Курбский не мог заснуть — после бессонницы в последнюю ночь в Дерпте он потерял сон. А раньше засыпал, чуть коснувшись изголовья. Он не мог заснуть от мелькания мыслей, которые постепенно наполняли голову, как тупое жжение тяжелого вина; мысли были то тоскливы, то жестоки, яростны, и тогда он ворочался с боку на бок. Надо брать Полоцк, в котором сидит Петр Щенятев, а с Петром же они брали Полоцк год назад. Пятьдесят тысяч привели своих русаков и взяли штурмом пятнадцатого февраля. Был снежок по оттепели, на белом чисто алели пятна свежей крови, черно, вонюче курились головешки, звонили в церквах. Петр был свой, верный, воин бесстрашный, веселый на пиру и в битве, честный… А сейчас надо его брать, не щадить никого — на то и война…
Мысли лезли странные, яркие — не мысли, а лица, стены крепостные, следы подков на грязной улице и тело чье‑то раздетое, опухшее, без головы. Нет, не уснуть… Как он некогда спал! Как ребенок. На то и воинская жизнь, чтоб крепко спать — дело сделал и спи. Как дети спят… Дети… Как он тогда с Алешкой спал на сеновале, Когда в объезд ездил с ним по своей волости. «Чего ты хочешь от меня, душа моя?!» — Он спросил это шепотом, но увидел сына еще яснее: он скакал за ним к реке, к броду, вечером по розовато–бурому лугу, и конь Алешкин был алым.

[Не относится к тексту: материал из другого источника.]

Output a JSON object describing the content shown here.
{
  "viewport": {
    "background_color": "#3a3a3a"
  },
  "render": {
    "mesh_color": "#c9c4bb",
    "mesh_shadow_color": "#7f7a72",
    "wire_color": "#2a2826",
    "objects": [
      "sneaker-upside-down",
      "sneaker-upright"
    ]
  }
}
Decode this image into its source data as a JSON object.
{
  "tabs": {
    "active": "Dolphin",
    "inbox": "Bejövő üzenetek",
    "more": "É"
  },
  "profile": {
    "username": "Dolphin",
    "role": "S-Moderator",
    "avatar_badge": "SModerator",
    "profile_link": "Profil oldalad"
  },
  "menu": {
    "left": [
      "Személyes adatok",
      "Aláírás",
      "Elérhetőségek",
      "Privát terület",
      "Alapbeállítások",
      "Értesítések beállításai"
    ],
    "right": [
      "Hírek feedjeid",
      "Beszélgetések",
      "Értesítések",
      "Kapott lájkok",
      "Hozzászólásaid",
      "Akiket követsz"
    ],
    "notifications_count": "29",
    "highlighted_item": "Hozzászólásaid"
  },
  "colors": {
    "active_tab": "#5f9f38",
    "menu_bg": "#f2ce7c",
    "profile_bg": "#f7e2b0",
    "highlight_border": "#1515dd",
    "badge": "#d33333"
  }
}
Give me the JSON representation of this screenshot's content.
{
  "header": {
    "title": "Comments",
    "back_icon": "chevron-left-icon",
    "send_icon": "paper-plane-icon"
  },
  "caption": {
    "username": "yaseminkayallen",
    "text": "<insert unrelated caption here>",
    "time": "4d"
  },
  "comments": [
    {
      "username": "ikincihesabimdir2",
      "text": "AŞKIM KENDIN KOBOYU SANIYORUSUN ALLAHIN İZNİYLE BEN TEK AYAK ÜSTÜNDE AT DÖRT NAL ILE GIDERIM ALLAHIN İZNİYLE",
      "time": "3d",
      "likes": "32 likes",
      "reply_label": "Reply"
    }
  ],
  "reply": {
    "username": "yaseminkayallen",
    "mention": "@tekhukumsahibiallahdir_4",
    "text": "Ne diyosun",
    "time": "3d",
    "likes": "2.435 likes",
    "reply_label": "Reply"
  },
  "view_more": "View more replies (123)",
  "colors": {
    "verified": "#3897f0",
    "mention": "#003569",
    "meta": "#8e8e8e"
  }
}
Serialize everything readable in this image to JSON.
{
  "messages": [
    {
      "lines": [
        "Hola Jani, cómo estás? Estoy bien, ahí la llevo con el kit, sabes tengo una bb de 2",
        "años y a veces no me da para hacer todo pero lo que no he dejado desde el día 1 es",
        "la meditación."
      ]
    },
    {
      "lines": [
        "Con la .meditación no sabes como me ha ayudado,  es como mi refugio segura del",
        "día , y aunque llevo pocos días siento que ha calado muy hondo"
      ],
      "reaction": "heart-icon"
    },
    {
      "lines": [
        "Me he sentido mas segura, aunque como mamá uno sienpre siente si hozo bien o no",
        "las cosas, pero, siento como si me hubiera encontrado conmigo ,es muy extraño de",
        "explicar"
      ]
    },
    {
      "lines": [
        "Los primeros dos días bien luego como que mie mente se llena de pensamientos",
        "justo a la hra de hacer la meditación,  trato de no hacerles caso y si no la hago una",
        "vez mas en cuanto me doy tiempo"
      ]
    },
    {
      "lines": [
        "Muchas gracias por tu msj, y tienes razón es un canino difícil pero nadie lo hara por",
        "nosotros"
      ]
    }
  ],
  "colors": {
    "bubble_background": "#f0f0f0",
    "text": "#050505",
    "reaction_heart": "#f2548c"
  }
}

Алешка, сын девятилетний, в белой рубашонке, оборачиваясь, улыбался: «Попробуй догони!» — и белели зубы на загорелом лице, ветром относило выгоревшие волосы. По мелкой воде сын погнал вскачь через отмель–брод, вода брызнула золотым взрывом, раскололся тихий плес, а сын все смеялся — не догонишь! А на сеновале спал прижавшись, дышал еле заметно, золотился пушок на шее, безмятежно отдыхало детское лицо, тоненькая рука обнимала плечо. Что видят дети во сне?
Андрей опять открыл глаза. Боль и любовь возникли одновременно, и он не мог отвернуться, приглушить боль, потому что тогда пропадала и любовь; спящее лицо сына Алёшки стало пропадать, он стиснул зубы, но оно пропало, только детский запах остался на подушке. «Что ты хочешь, душа моя, от меня?» — спросил он еще раз. Душа хотела видеть сына: пусть будет боль, но и сын. «Боль — это жизнь, только если болит, значит, я жив», — подумал Андрей внезапно. Он знал, что днем опять омертвеет, одеревенеет, потому что на войне нельзя спокойно действовать, если не одеревенеешь, и сейчас он хотел опять вернуться к боли, но уже не мог.
Лица заполняли день, а дни заполняли время, летние суетливые дни сбора людей, коней, обозов, припасов и прочего военного снаряжения. Лица возникали внезапно, и некоторые из них выбивали из привычной суеты. Так возник Тимофей Тетерин, сотник, голова стрелецкий, бежавший из Псково–Печорского монастыря. Он стоял, высокий, пыльный, жилистый, прокопченный, смотрел светлыми глазами пытливо, смело и говорил:
— К тебе хочу, князь Андрей, ты меня знаешь, а я — тебя.
Так оно и было, и Курбский был рад. Потом к вечеру они сидели с Тимофеем и давно уже уехавшим в Литву стариком Семеном Бельским [66] и пили, и Андрею было неловко от той спокойной жестокости, с которой Тимофей и Семен вспоминали неудачи в походе на Ревель, где у пленных стрельцов шведы выжгли глаза, и еще более стало противно, когда Бельский, презрительно поплевывая, начал высмеивать невежество русских дворян, их неразборчивость в еде и деревенскую простоту, а главное — их мужицкие суеверия. «Кто ж ты сам? — думал Андрей. — Какой ты веры? Уж не отступником ли тут стал? Тимофей‑то свой, православный, но и Тимофей не будет пленных брать…» От мыслей этих поднималась изжога душевная, пустота…
Старик Бельский мельком, но цепко глянул на помрачневшего Курбского.
— Хороша у тебя брага, князь, — сказал он.